- Coordinates: 13°46′16″N 39°20′17″E﻿ / ﻿13.771118°N 39.338038°E
- Type: Freshwater artificial lake
- Primary outflows: Agefet
- Basin countries: Ethiopia
- Surface area: 0.135 km^{2} (0.052 sq mi)
- Water volume: 0.793×10^^{6} m^{3} (643 acre⋅ft)
- Settlements: Tsigereda

= Ginda'i =

Ginda'i (also spelled Gindae) is a reservoir located in the Kilte Awula’ilo woreda of the Tigray Region in Ethiopia. The earthen dam that holds the reservoir was built in 1998 by SAERT.

== Dam characteristics ==
- Dam height: 19.5 metres
- Dam crest length: 483 metres
- Spillway width: 23.2 metres

== Capacity ==
- Original capacity: 793170 m³
- Dead storage: 142405 m³
- Reservoir area: 13.5 ha
In 2002, the life expectancy of the reservoir (the duration before it is filled with sediment) was estimated at 20 years.

== Irrigation ==
- Designed irrigated area: 54 ha
- Actual irrigated area in 2002: 6 ha

== Environment ==
The catchment of the reservoir is 11.16 km² large.

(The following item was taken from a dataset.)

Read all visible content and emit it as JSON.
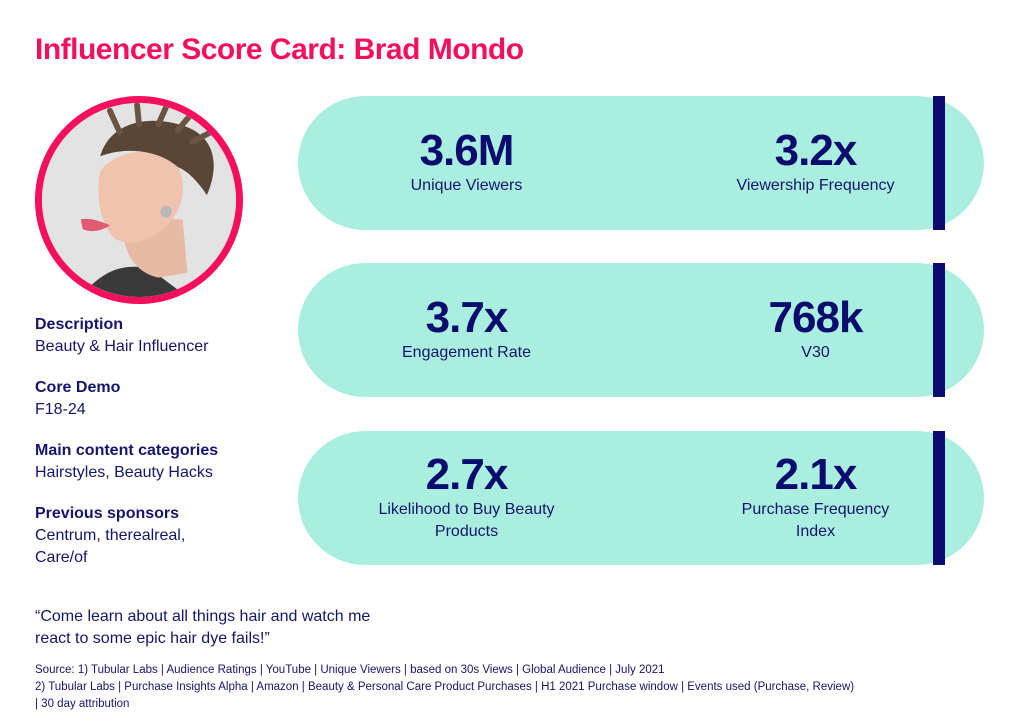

A net erosion map for the Ginda’i catchment shows that sediment deposition occurs at the footslopes, while the maximum erosion rate (more than 150 tonnes per hectare per year) occurred on the steepest slopes. Erosion rates in the cultivated lands are often low, as in the Ginda’i catchment croplands are generally located on slopes which are less than 5% steep. The reservoir suffers from rapid siltation. Part of the water that could be used for irrigation is lost through seepage; the positive side-effect is that this contributes to groundwater recharge.